NeurIPS 2019 Expo Workshop

Dec. 8, 2019

Expo 2019 Schedule »

Real world reinforcement learning with Vowpal Wabbit

Sponsor: Microsoft

Abstract:

Reinforcement learning is increasingly being used to solve real world personalization and optimization scenarios, with online, sample efficient algorithms such as Contextual Bandits. Companies such as Netflix (https://medium.com/netflix-techblog/artwork-personalization-c589f074ad76) and The New York Times (https://open.nytimes.com/how-the-new-york-times-is-experimenting-with-recommendation-algorithms-562f78624d26) are using Contextual Bandits to personalize content and optimize engagement. Across multiple deployments Microsoft uses Contextual Bandits, and recently released the Personalizer Azure Cognitive Service (http://aka.ms/personalizer) which is the world's first real world reinforcement learning service.

Vowpal Wabbit (https://vowpalwabbit.org) is an open source machine learning library, extensively used by industry, and is the first public terascale learning system (https://arxiv.org/abs/1110.4198).
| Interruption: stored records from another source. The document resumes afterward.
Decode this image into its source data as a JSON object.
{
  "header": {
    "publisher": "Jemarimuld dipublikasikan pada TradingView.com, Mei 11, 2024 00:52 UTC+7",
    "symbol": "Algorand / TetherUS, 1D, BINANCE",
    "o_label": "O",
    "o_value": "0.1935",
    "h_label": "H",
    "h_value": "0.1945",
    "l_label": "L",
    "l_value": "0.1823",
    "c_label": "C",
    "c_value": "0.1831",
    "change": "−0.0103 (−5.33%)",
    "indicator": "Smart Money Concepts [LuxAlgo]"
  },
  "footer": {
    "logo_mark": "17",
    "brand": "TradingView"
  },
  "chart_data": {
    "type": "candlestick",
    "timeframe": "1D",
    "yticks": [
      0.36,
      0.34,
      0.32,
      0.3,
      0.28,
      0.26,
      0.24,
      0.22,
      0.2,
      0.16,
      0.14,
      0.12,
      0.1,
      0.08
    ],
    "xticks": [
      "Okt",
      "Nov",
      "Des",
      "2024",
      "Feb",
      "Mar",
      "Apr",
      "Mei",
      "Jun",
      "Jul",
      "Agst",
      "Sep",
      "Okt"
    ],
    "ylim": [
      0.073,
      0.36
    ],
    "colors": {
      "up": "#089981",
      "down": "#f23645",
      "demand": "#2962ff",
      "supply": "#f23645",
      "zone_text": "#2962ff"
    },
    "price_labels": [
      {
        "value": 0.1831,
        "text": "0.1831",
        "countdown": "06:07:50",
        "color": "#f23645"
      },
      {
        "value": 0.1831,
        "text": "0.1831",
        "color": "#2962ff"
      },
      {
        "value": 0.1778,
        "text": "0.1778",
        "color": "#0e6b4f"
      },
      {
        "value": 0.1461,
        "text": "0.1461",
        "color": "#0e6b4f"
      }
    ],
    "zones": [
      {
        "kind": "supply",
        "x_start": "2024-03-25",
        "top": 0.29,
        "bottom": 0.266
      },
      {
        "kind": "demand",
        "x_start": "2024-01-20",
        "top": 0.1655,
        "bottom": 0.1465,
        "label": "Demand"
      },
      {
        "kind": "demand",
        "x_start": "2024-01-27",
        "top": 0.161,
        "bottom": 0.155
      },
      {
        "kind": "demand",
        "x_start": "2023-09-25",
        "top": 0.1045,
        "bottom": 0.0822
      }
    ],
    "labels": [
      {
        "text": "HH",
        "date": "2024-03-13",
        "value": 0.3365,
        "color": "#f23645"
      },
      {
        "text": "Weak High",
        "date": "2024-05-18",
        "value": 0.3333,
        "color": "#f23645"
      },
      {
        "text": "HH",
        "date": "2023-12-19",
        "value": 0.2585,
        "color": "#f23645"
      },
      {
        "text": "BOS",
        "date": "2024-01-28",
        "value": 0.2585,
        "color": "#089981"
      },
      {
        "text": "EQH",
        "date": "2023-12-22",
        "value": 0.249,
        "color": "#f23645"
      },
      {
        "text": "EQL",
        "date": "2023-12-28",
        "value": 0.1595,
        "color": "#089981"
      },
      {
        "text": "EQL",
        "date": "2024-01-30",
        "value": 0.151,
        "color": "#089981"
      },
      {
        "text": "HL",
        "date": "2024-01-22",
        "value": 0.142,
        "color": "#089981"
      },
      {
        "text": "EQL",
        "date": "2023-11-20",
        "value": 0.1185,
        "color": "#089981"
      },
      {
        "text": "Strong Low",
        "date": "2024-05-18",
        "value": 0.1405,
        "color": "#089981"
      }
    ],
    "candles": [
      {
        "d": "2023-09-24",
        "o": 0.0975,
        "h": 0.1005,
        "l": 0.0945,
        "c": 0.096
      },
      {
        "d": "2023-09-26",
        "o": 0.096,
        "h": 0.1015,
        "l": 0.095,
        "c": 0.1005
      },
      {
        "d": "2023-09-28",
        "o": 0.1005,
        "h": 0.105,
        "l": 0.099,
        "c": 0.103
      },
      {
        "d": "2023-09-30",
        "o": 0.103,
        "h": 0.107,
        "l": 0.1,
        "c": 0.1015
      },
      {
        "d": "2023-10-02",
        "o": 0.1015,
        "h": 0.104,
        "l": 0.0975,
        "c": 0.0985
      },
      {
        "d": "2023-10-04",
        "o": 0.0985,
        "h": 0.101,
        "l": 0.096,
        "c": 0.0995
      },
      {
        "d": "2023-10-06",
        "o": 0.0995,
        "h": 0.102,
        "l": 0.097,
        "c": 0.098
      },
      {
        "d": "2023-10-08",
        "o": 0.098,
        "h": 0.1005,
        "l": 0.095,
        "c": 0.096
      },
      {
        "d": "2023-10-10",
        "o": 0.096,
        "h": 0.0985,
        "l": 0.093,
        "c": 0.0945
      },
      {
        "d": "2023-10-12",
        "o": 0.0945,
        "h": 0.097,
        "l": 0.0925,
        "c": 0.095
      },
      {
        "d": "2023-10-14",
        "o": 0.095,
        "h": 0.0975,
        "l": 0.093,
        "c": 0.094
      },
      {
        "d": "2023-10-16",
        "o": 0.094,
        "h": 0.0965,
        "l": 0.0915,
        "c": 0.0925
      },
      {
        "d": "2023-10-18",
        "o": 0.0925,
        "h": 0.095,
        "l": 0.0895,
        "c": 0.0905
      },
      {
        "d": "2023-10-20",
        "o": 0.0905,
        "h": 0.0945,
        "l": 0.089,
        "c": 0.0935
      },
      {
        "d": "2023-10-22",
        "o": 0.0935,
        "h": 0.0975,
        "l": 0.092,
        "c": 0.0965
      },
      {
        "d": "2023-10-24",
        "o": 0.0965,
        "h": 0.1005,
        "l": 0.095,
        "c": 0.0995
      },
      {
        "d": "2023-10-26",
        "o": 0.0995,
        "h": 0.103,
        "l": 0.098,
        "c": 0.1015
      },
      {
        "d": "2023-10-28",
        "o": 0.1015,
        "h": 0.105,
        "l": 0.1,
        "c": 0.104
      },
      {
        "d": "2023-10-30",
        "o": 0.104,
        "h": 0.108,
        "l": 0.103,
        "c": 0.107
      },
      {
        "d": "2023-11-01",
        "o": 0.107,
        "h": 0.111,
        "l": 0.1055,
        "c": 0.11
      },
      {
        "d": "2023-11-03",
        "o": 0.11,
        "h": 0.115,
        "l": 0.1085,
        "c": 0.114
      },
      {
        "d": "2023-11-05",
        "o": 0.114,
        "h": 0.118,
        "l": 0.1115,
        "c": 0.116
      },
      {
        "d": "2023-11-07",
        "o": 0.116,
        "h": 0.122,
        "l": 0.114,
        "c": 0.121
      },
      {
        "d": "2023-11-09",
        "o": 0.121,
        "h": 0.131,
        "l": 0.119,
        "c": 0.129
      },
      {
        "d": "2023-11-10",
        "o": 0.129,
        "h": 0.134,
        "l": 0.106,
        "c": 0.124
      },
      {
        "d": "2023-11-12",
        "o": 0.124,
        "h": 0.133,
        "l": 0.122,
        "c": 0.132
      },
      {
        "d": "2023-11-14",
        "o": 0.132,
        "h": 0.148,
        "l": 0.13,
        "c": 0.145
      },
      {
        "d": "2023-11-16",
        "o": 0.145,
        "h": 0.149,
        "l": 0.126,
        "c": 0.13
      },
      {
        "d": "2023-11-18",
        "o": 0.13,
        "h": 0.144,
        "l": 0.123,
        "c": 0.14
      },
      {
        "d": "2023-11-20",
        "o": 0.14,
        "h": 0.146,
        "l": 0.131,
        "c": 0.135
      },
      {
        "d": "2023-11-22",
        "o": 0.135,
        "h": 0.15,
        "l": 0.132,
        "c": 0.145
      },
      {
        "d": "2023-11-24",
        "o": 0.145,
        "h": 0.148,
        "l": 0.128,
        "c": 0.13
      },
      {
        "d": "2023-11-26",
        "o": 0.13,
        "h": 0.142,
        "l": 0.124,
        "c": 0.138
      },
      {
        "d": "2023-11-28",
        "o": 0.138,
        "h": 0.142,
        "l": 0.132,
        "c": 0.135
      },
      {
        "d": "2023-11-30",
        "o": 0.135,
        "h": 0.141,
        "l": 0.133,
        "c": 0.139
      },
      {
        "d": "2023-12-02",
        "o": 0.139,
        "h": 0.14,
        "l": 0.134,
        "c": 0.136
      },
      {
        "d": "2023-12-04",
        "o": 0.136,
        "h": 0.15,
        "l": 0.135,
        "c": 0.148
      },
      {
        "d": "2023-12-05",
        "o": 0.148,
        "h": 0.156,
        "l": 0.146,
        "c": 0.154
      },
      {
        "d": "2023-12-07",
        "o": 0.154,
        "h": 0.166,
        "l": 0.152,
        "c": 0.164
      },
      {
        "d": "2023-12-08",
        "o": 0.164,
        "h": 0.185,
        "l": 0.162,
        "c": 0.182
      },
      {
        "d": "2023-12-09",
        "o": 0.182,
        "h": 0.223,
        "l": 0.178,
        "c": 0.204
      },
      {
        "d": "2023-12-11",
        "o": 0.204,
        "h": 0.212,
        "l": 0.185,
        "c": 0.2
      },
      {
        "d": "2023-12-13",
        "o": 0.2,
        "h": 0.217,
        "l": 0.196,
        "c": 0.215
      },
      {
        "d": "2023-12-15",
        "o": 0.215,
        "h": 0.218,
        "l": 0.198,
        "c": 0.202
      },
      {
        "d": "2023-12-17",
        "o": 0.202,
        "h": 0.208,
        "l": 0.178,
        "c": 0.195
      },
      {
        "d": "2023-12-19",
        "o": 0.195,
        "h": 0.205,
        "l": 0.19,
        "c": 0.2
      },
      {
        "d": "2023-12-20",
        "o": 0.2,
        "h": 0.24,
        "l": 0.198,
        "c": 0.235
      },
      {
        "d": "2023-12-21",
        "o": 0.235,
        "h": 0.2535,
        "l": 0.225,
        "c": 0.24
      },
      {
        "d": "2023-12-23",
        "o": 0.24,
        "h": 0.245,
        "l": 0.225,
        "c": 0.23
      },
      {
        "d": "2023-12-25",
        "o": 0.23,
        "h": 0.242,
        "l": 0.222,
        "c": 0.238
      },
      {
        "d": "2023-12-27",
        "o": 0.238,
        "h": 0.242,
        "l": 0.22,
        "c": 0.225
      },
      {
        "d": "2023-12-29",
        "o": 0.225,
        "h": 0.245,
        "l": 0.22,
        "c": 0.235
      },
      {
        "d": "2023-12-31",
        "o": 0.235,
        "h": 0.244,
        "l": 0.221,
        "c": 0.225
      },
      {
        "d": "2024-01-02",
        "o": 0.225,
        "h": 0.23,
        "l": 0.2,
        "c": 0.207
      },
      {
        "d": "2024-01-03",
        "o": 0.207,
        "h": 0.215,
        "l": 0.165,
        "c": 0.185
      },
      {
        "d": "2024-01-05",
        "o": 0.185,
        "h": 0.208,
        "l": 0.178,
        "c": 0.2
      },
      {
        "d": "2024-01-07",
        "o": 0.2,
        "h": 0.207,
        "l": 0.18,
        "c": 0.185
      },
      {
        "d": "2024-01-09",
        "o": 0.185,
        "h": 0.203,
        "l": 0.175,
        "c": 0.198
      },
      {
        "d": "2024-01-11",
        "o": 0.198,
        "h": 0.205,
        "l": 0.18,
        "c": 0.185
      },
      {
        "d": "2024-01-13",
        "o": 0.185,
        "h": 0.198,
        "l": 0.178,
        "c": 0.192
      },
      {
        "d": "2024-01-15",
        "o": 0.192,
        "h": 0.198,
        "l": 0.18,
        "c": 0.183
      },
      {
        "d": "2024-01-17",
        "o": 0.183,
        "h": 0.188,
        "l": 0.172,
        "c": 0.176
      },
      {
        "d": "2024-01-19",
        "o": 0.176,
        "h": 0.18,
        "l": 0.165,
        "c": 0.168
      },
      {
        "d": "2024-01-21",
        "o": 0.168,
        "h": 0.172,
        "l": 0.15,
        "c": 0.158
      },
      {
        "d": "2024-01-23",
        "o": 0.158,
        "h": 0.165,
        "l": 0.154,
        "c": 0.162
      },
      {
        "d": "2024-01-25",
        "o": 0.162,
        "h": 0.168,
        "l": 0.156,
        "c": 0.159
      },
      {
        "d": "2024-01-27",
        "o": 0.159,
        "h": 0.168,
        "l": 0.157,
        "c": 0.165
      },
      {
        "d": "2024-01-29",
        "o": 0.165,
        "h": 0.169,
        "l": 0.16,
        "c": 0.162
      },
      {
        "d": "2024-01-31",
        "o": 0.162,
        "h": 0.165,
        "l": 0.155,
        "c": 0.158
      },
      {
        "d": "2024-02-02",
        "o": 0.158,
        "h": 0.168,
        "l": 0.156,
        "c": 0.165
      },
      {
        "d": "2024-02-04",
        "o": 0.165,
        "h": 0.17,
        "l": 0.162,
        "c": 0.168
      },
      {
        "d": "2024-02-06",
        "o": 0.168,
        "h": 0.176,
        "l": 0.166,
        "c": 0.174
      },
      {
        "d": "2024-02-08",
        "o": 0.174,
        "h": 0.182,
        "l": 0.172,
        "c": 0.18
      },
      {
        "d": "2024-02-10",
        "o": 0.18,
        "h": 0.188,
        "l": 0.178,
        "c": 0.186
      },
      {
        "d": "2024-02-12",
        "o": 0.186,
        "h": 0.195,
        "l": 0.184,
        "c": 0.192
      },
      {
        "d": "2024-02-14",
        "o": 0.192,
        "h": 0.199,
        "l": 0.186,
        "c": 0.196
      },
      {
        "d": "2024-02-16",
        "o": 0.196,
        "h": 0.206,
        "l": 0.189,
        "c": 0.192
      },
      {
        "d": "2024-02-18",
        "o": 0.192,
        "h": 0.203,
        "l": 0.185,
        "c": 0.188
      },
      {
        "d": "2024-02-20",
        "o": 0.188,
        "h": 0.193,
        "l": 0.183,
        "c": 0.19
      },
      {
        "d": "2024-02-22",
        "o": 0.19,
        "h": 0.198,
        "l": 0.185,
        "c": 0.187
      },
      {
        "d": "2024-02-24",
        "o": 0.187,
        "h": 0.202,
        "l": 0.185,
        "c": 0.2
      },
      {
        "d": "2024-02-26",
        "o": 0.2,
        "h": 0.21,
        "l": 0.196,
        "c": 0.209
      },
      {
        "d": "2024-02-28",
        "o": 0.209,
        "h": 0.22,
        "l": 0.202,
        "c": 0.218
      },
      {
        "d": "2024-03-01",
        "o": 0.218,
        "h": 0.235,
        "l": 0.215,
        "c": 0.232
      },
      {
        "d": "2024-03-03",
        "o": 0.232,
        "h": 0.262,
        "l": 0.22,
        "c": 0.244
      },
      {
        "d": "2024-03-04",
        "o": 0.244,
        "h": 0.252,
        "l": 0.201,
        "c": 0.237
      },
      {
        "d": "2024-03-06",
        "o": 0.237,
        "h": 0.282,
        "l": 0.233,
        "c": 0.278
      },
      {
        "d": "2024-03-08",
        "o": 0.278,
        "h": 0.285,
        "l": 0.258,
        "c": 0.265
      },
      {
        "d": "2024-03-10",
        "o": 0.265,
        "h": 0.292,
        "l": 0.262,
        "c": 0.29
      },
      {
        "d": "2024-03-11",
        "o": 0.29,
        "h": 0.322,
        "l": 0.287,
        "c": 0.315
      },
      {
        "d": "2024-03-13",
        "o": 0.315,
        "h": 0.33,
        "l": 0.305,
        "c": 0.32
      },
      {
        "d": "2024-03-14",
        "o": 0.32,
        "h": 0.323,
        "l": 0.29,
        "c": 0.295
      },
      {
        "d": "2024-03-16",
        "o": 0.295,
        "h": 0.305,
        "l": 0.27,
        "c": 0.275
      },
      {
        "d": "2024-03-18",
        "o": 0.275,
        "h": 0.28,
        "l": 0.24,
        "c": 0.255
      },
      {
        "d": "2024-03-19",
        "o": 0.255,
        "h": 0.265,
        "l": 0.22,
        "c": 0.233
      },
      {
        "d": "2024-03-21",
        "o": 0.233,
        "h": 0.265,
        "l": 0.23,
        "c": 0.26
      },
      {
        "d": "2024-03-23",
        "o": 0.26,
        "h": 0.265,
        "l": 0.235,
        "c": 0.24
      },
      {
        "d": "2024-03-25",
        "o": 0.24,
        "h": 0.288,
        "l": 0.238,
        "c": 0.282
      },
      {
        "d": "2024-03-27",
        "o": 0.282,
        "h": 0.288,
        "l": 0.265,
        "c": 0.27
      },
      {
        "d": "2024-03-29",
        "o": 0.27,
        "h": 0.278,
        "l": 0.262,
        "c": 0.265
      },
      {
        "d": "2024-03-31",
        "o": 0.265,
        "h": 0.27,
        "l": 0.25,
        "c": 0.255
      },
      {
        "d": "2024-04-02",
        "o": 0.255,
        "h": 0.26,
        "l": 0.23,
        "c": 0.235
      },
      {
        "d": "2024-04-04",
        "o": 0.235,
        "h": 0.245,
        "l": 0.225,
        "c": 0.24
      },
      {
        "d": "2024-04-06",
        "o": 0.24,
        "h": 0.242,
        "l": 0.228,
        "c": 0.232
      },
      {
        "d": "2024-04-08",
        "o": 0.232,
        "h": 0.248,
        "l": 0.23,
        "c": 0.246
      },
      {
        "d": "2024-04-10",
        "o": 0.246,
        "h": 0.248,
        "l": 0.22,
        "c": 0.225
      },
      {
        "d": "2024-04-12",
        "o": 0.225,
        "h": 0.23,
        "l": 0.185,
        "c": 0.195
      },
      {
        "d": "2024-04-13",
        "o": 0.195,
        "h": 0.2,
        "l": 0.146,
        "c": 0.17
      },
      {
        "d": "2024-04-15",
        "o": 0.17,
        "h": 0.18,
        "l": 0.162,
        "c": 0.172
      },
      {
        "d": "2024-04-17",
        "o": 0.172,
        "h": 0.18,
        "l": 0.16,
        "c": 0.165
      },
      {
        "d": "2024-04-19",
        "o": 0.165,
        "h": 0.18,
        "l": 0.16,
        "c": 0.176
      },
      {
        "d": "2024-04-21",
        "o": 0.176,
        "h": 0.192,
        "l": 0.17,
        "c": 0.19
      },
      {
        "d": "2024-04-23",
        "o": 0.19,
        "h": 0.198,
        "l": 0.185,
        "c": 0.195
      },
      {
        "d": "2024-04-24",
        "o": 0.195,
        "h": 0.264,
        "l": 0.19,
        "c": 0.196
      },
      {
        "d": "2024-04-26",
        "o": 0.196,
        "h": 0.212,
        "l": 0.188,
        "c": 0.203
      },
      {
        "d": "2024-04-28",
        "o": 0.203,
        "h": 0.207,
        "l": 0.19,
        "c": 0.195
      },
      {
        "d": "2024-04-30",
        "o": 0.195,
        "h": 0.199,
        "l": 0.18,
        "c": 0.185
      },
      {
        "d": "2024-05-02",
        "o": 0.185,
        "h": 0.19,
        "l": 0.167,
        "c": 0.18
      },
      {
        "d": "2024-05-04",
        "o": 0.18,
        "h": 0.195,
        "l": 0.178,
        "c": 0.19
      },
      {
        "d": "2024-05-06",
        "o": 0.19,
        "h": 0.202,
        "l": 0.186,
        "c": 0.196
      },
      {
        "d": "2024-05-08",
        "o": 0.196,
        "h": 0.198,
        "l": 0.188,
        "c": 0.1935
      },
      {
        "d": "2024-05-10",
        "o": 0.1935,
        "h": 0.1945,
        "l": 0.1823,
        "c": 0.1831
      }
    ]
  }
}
It provides fast, scalable machine learning and has unique capabilities such as learning to search, active learning, contextual memory, and extreme multiclass learning. It has a focus on reinforcement learning and provides production ready implementations of Contextual Bandit algorithms. Vowpal Wabbit sees significant innovation as a research to production vehicle for Microsoft Research.

Come and learn about reinforcement learning, Vowpal Wabbit, and applying contextual bandits to problems using Vowpal Wabbit.